- Since 8 April 2026 the threshold is six weeks: if a complaint is unresolved after six weeks, you can take it to an approved ADR scheme. This was reduced from the previous eight weeks.
- The six weeks run from when you first raise the complaint with your provider.
- A deadlock letter lets you escalate sooner, before the six weeks are up.
- A provider cannot defeat the rule by repeatedly extending timescales; the six-week clock still runs from your first complaint.
The complaint escalation rule is the backstop that stops a broadband complaint being strung out indefinitely. It guarantees that, no matter how a provider handles your complaint, you reach independent resolution within a defined time. The threshold used to be eight weeks; from 8 April 2026 Ofcom reduced it to six weeks, so consumers can escalate sooner. Understanding exactly when the clock starts, and that it cannot be reset, is what stops a provider running it down.
What the rule provides
The rule is simple: if your complaint to your provider remains unresolved after six weeks, you have the right to take it to an approved alternative dispute resolution scheme, an ombudsman, independently of the provider. This is a guaranteed escalation route that does not depend on the provider's cooperation, which is precisely why it matters. Many older guides still say eight weeks, but the current threshold is six.
When the clock starts
The six weeks run from the date you first raise the complaint with the provider. That is why it is so important to make and date your first complaint clearly, in writing, and to keep a record of it. Your dated first complaint is what fixes the start of the clock and your escalation date six weeks later.
The deadlock shortcut
You do not always have to wait the full six weeks. If the provider issues a deadlock letter, confirming its final position, you can escalate to the ombudsman straight away. So there are two routes to ADR: the deadlock letter at any point, or the automatic six-week threshold, whichever comes first.
The escalation timeline
| Point | What it means |
|---|---|
| Day you first complain | The six-week clock starts |
| Any time, with deadlock letter | Escalate to the ombudsman early |
| Six weeks unresolved | Automatic right to go to ADR |
If a provider drags it out
A provider cannot defeat the rule by repeatedly promising to look into it, extending timescales, or treating each contact as a fresh complaint to reset the clock.

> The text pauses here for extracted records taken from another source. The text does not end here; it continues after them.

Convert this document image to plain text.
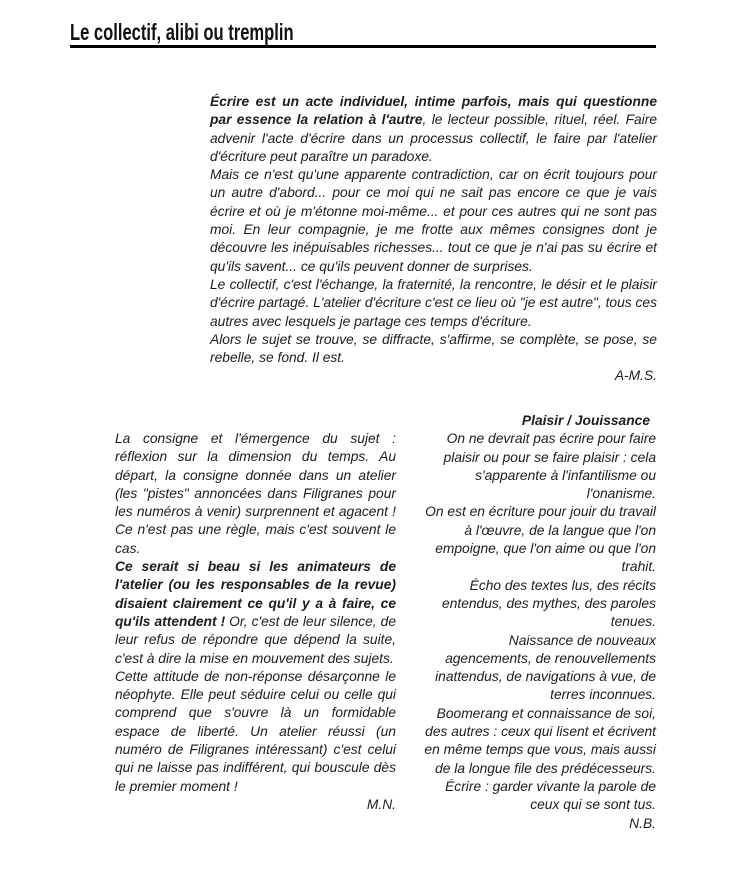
Le collectif, alibi ou tremplin

Écrire est un acte individuel, intime parfois, mais qui questionne par essence la relation à l'autre, le lecteur possible, rituel, réel. Faire advenir l'acte d'écrire dans un processus collectif, le faire par l'atelier d'écriture peut paraître un paradoxe.

Mais ce n'est qu'une apparente contradiction, car on écrit toujours pour un autre d'abord... pour ce moi qui ne sait pas encore ce que je vais écrire et où je m'étonne moi-même... et pour ces autres qui ne sont pas moi. En leur compagnie, je me frotte aux mêmes consignes dont je découvre les inépuisables richesses... tout ce que je n'ai pas su écrire et qu'ils savent... ce qu'ils peuvent donner de surprises.

Le collectif, c'est l'échange, la fraternité, la rencontre, le désir et le plaisir d'écrire partagé. L'atelier d'écriture c'est ce lieu où "je est autre", tous ces autres avec lesquels je partage ces temps d'écriture.

Alors le sujet se trouve, se diffracte, s'affirme, se complète, se pose, se rebelle, se fond. Il est.

A-M.S.

La consigne et l'émergence du sujet : réflexion sur la dimension du temps. Au départ, la consigne donnée dans un atelier (les "pistes" annoncées dans Filigranes pour les numéros à venir) surprennent et agacent ! Ce n'est pas une règle, mais c'est souvent le cas.

Ce serait si beau si les animateurs de l'atelier (ou les responsables de la revue) disaient clairement ce qu'il y a à faire, ce qu'ils attendent ! Or, c'est de leur silence, de leur refus de répondre que dépend la suite, c'est à dire la mise en mouvement des sujets.

Cette attitude de non-réponse désarçonne le néophyte. Elle peut séduire celui ou celle qui comprend que s'ouvre là un formidable espace de liberté. Un atelier réussi (un numéro de Filigranes intéressant) c'est celui qui ne laisse pas indifférent, qui bouscule dès le premier moment !

M.N.
Plaisir / Jouissance

On ne devrait pas écrire pour faire plaisir ou pour se faire plaisir : cela s'apparente à l'infantilisme ou l'onanisme.

On est en écriture pour jouir du travail à l'œuvre, de la langue que l'on empoigne, que l'on aime ou que l'on trahit.

Écho des textes lus, des récits entendus, des mythes, des paroles tenues.

Naissance de nouveaux agencements, de renouvellements inattendus, de navigations à vue, de terres inconnues.

Boomerang et connaissance de soi, des autres : ceux qui lisent et écrivent en même temps que vous, mais aussi de la longue file des prédécesseurs.

Écrire : garder vivante la parole de ceux qui se sont tus.

N.B.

The six weeks run from your original complaint. If the provider keeps stalling, hold to that date, and once it passes, exercise your right to go to ADR regardless of what the provider says. Your dated complaint record is what protects you here.
Frequently asked questions
What is the 8-week broadband complaint rule?
It was the rule that let you take an unresolved complaint to an approved ADR scheme after eight weeks. Ofcom reduced this threshold to six weeks from 8 April 2026, so the current rule is a six-week rule: after six weeks unresolved, you can escalate to the ombudsman.
When does the 8-week period start?
The threshold is now six weeks rather than eight, and it runs from the date you first raise the complaint with your provider. Make and date your first complaint clearly, in writing, since that date fixes when the six-week clock starts and when you can escalate.
What can I do if 8 weeks pass and my complaint is unresolved?
You can escalate well before then: since 8 April 2026 the threshold is six weeks. Once your complaint is unresolved after six weeks, take it to your provider's approved ADR scheme, which independently reviews it for free and can order remedies the provider must honour.
Can I go to CISAS before 8 weeks?
Yes. The automatic threshold is now six weeks, not eight, and a deadlock letter lets you escalate even sooner. If the provider issues a deadlock letter confirming its final position, you can go to the ombudsman straight away, before the six weeks are up.
What if my ISP keeps extending timelines past 8 weeks?
A provider cannot defeat the rule by repeatedly extending timescales or treating each contact as a fresh complaint. The six-week clock runs from your original dated complaint, so hold to that date and exercise your right to go to ADR once six weeks pass, regardless of the provider's stalling.